Petrina Martin Cherry, BMC Health System’s Vice President of Community Engagement and External Affairs
With more than 70 providers engaged in addressing diabetes inequities, BMC has enrolled more than 3,000 patients into programs, achieving a 50% reduction in diabetes inequity in 2023. Within the first 6 months, 39% of patients had their A1c levels decrease. In that same period, more than one-third of Black, Hispanic, or Latino patients reduced their A1c levels by 9%.
Maternal health
Maternal health is another area where community-driven approaches have made a measurable difference. At BMC, the Birth Sisters program is staffed by women from the same neighborhoods as the patients they serve. These community-based doulas provide not only clinical support, but also cultural understanding and advocacy for expectant mothers, many of whom face systemic barriers to care.
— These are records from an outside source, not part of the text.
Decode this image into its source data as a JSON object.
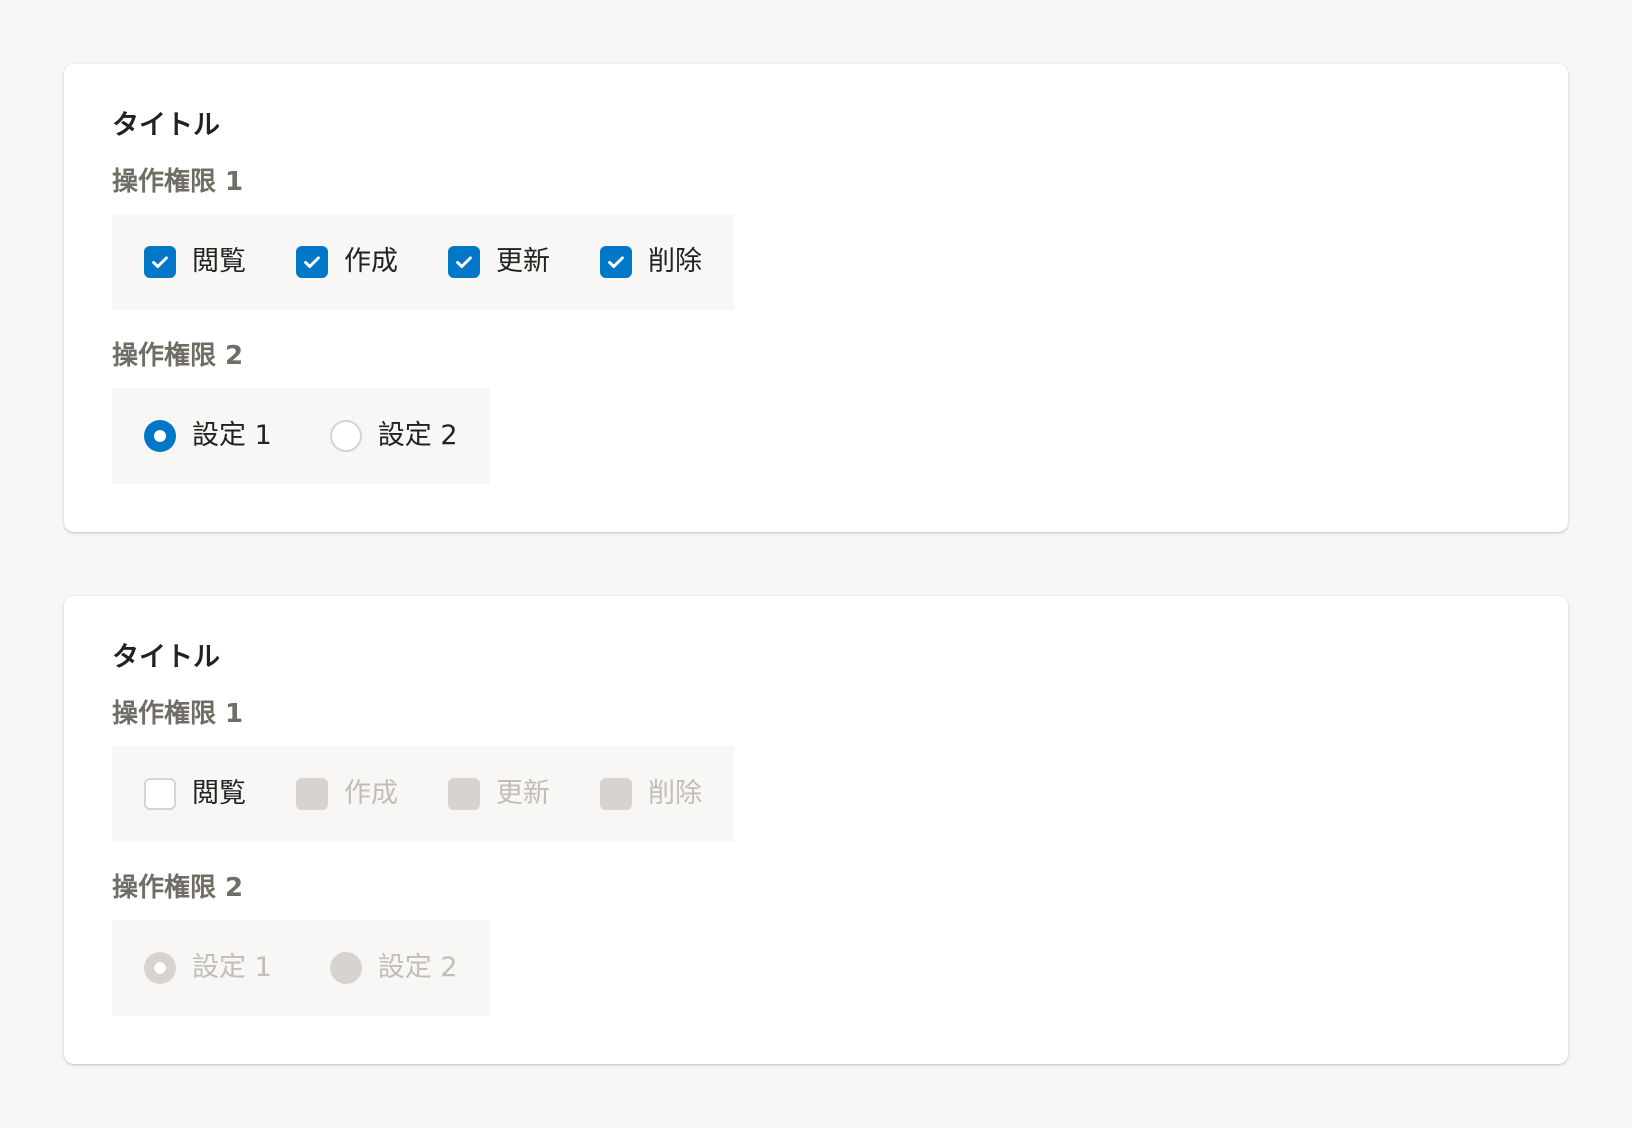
{
  "colors": {
    "page_background": "#f8f7f6",
    "card_background": "#ffffff",
    "accent": "#0077c7",
    "disabled_fill": "#d6d3d0",
    "text_primary": "#23221f",
    "text_label": "#706d65",
    "text_disabled": "#c1bdb7"
  },
  "cards": [
    {
      "title": "タイトル",
      "group1": {
        "label": "操作権限 1",
        "options": [
          {
            "label": "閲覧",
            "state": "checked",
            "icon": "check-icon"
          },
          {
            "label": "作成",
            "state": "checked",
            "icon": "check-icon"
          },
          {
            "label": "更新",
            "state": "checked",
            "icon": "check-icon"
          },
          {
            "label": "削除",
            "state": "checked",
            "icon": "check-icon"
          }
        ]
      },
      "group2": {
        "label": "操作権限 2",
        "options": [
          {
            "label": "設定 1",
            "state": "selected"
          },
          {
            "label": "設定 2",
            "state": "unselected"
          }
        ]
      }
    },
    {
      "title": "タイトル",
      "group1": {
        "label": "操作権限 1",
        "options": [
          {
            "label": "閲覧",
            "state": "unchecked"
          },
          {
            "label": "作成",
            "state": "disabled"
          },
          {
            "label": "更新",
            "state": "disabled"
          },
          {
            "label": "削除",
            "state": "disabled"
          }
        ]
      },
      "group2": {
        "label": "操作権限 2",
        "options": [
          {
            "label": "設定 1",
            "state": "disabled-selected"
          },
          {
            "label": "設定 2",
            "state": "disabled"
          }
        ]
      }
    }
  ]
}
By recruiting Birth Sisters who share the language, lived experience, and values of the families they support, BMC has created a model that improves both the experience and outcomes of childbirth. Mothers report feeling more empowered and respected, and the hospital has seen improvements in prenatal care access and birth outcomes.
OBGYN teams also started remote monitoring programs for hypertension and produced patient education on preeclampsia. Intentional community engagement informed all of this work.
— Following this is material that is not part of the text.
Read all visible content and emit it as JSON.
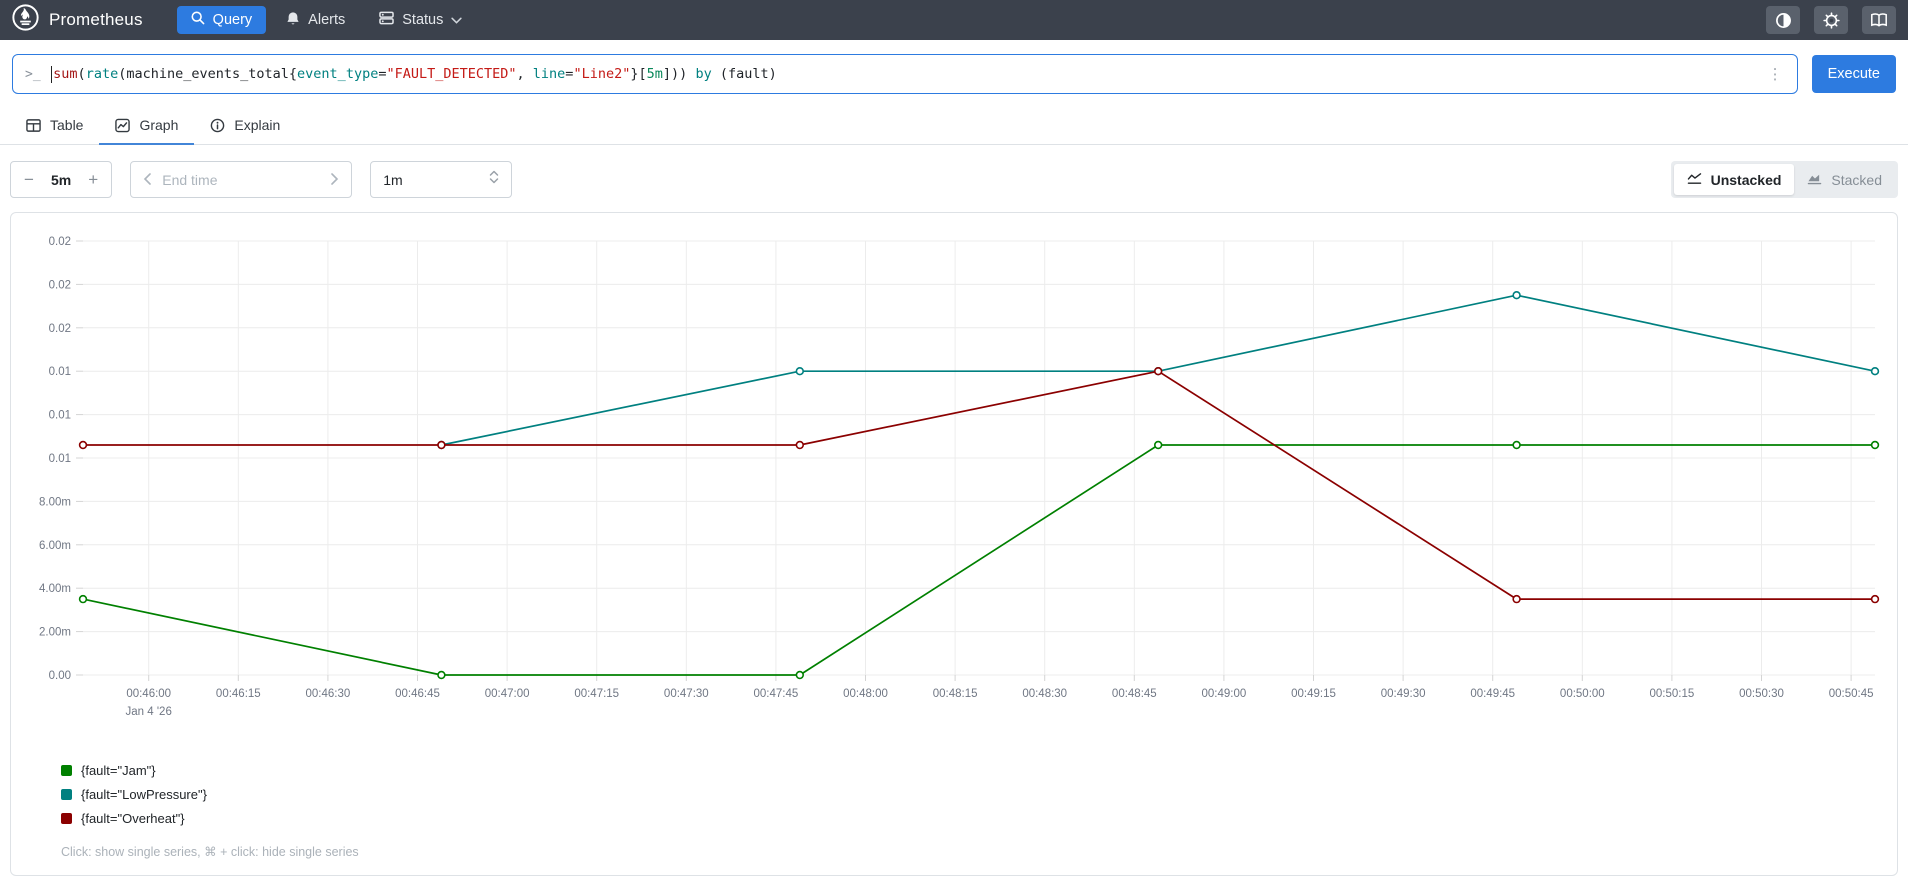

“We wanted to examine health disparities from the perspective of root causes,” said Thea James, MD, MPH, MBA, vice president of mission and executive director of the Health Equity Accelerator. “We decided to have patients help us interpret the data as well as help us to come up with solutions.”
Maintaining community engagement
Community engagement is not one single project or initiative; it’s a sustained symbiotic process grounded in trust, cultural sensitivity, and shared goals. By centering community voices in decision-making, hospitals and health systems can build trust that endures beyond any single program.
“Trust is easily broken, so once you build trust, it has to be maintained. The way we maintain that trust at BMC is by having a constant presence in the community,” said Cherry. “The more they see us, the more we’re able to build and maintain that trust.”